I was surprisingly saddened by the death of Corazon “Cory” Cojuanco-Aquino last week, only in part because she led a peaceful revolution that toppled the corrupt Ferdinand Marcos regime in the Philippines two and a half years after the assassination of her husband. Interesting how there have been several presidents and prime ministers in Asian countries with relatively short post-colonization periods, but not yet in the USA.
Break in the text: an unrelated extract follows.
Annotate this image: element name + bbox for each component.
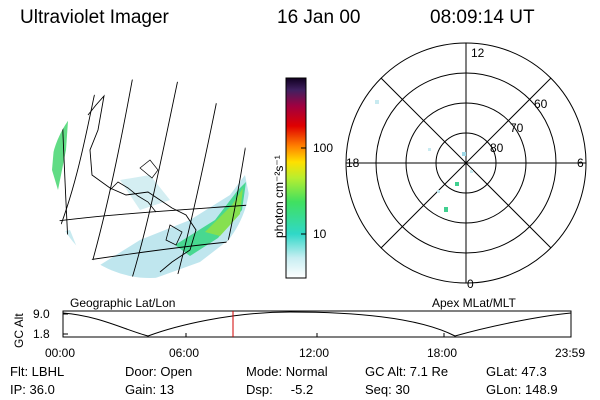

I’m also reminded, though, of the father of an ex-girlfriend of mine. The ex and I have remained friends, so I would visit her from time to time. Her father, living only a couple blocks away from her, would come over and we’d all play hearts. During the game, he would test us on our knowledge of current events. On one visit back in 1986, all he said, “What does this mean?” He put his hand in the shape of the Aquino liberation L. Fortunately, I knew the answer. He died a few years back, and when I heard about Cory’s death, I found myself mourning again his death.

Frederick J. Eikerenkoetter II, better known as Reverend Ike was a radio and television evangelist, a proponent of a prosperity gospel known as thinkonomics. Long before pikers like Joel Osteen, Ike was doing his thing. I thought he was a charlatan, a snake-oil salesman, but this was the 1970s, in my unchurched period, and I found him an entertaining charlatan.
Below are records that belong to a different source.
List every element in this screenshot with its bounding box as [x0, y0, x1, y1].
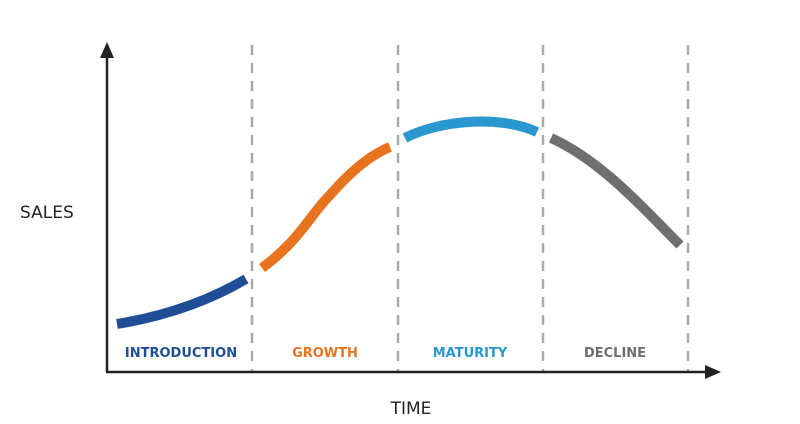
y-axis-label: SALES [20, 203, 74, 223]
stage-label: DECLINE [584, 346, 646, 361]
decline-curve [548, 133, 684, 249]
stage-label: MATURITY [433, 346, 508, 361]
y-axis-arrow [100, 42, 114, 58]
growth-curve [259, 142, 392, 273]
maturity-curve [402, 116, 540, 143]
stage-label: INTRODUCTION [125, 346, 237, 361]
introduction-curve [116, 274, 249, 329]
stage-label: GROWTH [292, 346, 358, 361]
x-axis-arrow [705, 365, 721, 379]
x-axis-label: TIME [390, 399, 432, 419]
Here’s just a bit of his schtick, as reported here in 2007:

His mail ministry has long included an ever-changing variety of items: miracle prayer cloths, lucky coins, prosperity bracelets and the like, each said to help the user tap into his or her own inner divine power (Reverend Ike suggested, for instance, that the prayer cloth be used to rub lottery tickets or horsetrack betting slips). His latest offerings are “Musivation Ringtones,” ringtones for cell-phones he says will motivate followers towards prosperity and success.

The Reverend Mrs. Eula M. Dent Eikerenkoetter (“Rev. Mrs. Ike”), B.A., M.A., D.Sc.L., his wife, serves as Senior Co-Pastor, and his son, The Right Reverend Xavier Frederick Eikerenkoetter (“Rev. Ike’s Son”), B.A., M.Sc.L, D.Sc.L., is his “Bishop Coadjutor.”

“I love money and money loves me.”
“The lack of money is the root of all evil.”
“The Bible says that Jesus rode on a borrowed ass. But I would rather ride in a Rolls Royce than to ride somebody’s ass!”
“Be proud of the way I look, because you spend $1,000 a week to buy my clothes.”
“The best thing you can do for the poor is not be one of them.”

Like the writer, I was surprised he was still around, and I had missed his passing until I saw it mentioned on ABC’s This Week.

Another death to report: our cordless phone. My in-laws got it for us the week our daughter Lydia was born. I poo-pooed the need, but now I’ve miss it terribly the last four days. My father-in-law said it only cost about $15, and to replace the battery would cost about $12; talk about your planned obsolescence.